Engineering für Produkt- u. Verfahrensentwicklung

| Redakteur: Anne Richter

Vielseitig verstellbares Gerät für die Behandlung von Pferdegebissen.
Vielseitig verstellbares Gerät für die Behandlung von Pferdegebissen. ( Klaus Vollrath)

Entwicklungsaufgaben sind heute oft so anspruchsvoll, dass sich für viele Firmen das ständige Vorhalten aller benötigten Kompetenzen im eigenen Unternehmen nicht mehr rechnet. Stattdessen greift man bei Bedarf auf externe Engineering-Dienstleister zurück. Diese müssen hohe Anforderungen erfüllen. Besonders gefragt sind ein möglichst breiter Erfahrungshintergrund auf mehreren Gebieten sowie die Fähigkeit, sich schnell und effizient in neuen Aufgabenstellungen zurechtzufinden.

«Ich werde manchmal gefragt, was wir als Engineering-Büro im Bereich der Entwicklung komplexer neuer Produkte eigentlich machen», schmunzelt Dipl.-Ing. Georg Cramm, Geschäftsführer der ADS Engineering GmbH in Pratteln. Bei Architekten, CAD-Kalkulatoren, Baustatikern, Programmierern oder Entwicklern von Werkzeugen zur Kunststoffverarbeitung habe man in der Regel eine gewisse Vorstellung davon, was gemacht wird und welche Qualifikationen dort vonnöten sind. Im Fall von ADS treffe dies jedoch nicht zu, weil die Aufgabenstellungen wesentlich vielfältiger sind und eine sehr grosse Bandbreite unterschiedlichster Fachgebiete von der mechanischen Konstruktion bis hin zu verwaltungstechnischen Vorschriften z. B. im Pharmabereich umfassen. Im Endeffekt betätige man sich für die Kunden als ausgelagerte Entwicklungsabteilung für sehr komplexe Aufgaben, die zudem von Kunde zu Kunde und von Auftrag zu Auftrag völlig unterschiedlich ausfallen können. Die Bandbreite reiche von rein mechanischen Konstruktionen z. B. bei Vorrichtungen für die Knochenchirurgie oder der Veterinärmedizin bis zu aufwendigen Systemen für die Auswertung von Röntgendosimetern oder Hightech-Detektoranlagen für die Materialforschung z. B. am Diamond-Lighthouse-Synchrotron in Grossbritannien. Einen gewissen Schwerpunkt bilden hierbei Technologien für die Medizintechnik und die Pharmakologie, darüber hinaus werden aber auch zahlreiche weitere wissenschaftliche sowie industrielle Einsatzbereiche abgedeckt.

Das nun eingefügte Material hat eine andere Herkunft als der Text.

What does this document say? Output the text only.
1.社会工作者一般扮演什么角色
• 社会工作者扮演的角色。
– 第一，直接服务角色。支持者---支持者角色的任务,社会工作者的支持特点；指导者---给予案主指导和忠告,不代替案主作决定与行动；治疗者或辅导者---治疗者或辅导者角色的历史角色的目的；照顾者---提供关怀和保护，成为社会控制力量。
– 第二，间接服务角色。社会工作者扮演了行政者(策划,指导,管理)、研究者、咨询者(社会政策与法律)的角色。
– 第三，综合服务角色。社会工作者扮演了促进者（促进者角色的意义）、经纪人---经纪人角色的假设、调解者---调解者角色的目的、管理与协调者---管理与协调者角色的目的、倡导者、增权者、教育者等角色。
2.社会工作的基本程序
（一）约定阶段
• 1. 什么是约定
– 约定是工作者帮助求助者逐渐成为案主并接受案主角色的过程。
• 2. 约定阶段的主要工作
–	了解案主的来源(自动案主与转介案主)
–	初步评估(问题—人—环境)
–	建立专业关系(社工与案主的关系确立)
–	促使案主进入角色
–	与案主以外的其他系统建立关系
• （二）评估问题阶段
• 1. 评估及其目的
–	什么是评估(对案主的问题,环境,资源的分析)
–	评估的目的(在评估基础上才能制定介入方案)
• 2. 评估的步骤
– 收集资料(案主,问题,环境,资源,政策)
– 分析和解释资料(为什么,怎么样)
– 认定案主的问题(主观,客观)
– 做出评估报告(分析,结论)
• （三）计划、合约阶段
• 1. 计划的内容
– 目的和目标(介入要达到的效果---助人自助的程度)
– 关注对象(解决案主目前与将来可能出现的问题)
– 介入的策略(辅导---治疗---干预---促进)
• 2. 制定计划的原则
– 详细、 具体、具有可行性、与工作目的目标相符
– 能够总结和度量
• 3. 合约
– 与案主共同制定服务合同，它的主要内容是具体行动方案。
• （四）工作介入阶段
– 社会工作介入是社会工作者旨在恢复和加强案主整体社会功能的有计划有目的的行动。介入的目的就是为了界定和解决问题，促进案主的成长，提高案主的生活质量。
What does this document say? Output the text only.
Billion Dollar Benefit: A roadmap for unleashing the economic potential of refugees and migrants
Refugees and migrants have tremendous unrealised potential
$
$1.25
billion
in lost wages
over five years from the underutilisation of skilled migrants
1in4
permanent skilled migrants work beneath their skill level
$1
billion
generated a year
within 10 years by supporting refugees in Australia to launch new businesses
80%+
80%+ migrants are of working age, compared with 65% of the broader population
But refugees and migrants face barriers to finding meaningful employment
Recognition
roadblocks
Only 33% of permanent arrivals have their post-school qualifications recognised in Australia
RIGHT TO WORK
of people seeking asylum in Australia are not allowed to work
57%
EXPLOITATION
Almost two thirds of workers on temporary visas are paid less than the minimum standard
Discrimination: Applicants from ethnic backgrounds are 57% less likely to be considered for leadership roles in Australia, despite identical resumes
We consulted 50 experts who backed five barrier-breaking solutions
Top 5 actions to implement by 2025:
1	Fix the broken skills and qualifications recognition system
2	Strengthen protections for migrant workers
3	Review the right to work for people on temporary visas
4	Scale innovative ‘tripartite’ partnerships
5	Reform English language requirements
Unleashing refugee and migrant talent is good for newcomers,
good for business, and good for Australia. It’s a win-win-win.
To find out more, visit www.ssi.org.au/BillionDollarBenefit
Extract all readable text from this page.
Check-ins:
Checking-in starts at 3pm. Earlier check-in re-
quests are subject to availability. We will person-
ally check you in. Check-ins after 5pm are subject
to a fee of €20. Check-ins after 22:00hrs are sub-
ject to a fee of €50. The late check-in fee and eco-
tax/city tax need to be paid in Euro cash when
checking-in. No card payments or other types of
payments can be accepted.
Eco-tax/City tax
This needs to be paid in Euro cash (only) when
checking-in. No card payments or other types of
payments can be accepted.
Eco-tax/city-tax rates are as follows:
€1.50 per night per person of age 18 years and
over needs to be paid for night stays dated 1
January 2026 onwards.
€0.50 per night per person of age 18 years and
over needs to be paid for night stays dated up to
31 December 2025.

Auslagerung von Entwicklungsabteilungen

«Im Prinzip übernehmen wir dabei solche Aufgaben, die von unseren Kunden nicht mehr mit eigenem Personal durchgeführt werden, weil der interne Personalaufwand zu hoch wäre», ergänzt Dipl.-Ing. Gerhard Klokow, Mitinhaber von ADS. Viele Anlagen und Systeme erfordern die Verknüpfung unterschiedlichster Kompetenzen wie Mechanik, Elektronik, Automatisierung, Laser, Bildverarbeitung, Mess- und Regelungstechnik sowie weiterer Disziplinen. Die Abdeckung all dieser technischen Bereiche mit eigenem Personal ist sehr teuer und rechnet sich vor allem dann nicht, wenn Neuentwicklungen nur in gewissen zeitlichen Abständen anstehen. Selbst grosse Konzerne z. B. aus der Pharmabranche haben sich bereits vor längerer Zeit entschieden, solche Aufgabenstellungen extern zu vergeben. Dies war auch die Startchance für ADS, das als Management-Buy-out aus einem Unternehmen hervorging, das externe Engineering-Aufgaben vor allem im Bereich der Pharmabranche wahrnahm. Das Stammpersonal besteht aus Ingenieuren verschiedener Disziplinen sowie Elektronikern und bringt zusätzlich Erfahrungen aus weiteren Branchen wie der Automatisierung von Labortechniksystemen oder der Dosier- und Messtechnik von Pulvern und Flüssigkeiten mit. Darüber hinaus verfügt man über ein breites Netzwerk an partnerschaftlich verbundenen Einheiten aus Bereichen wie Medizintechnik, Labortechnik und Diagnostik, Design, Mikrotechnologie, Präzisionsmechanik sowie Training und Consulting. Dazu kommt noch eine Reihe von Hochschulinstituten.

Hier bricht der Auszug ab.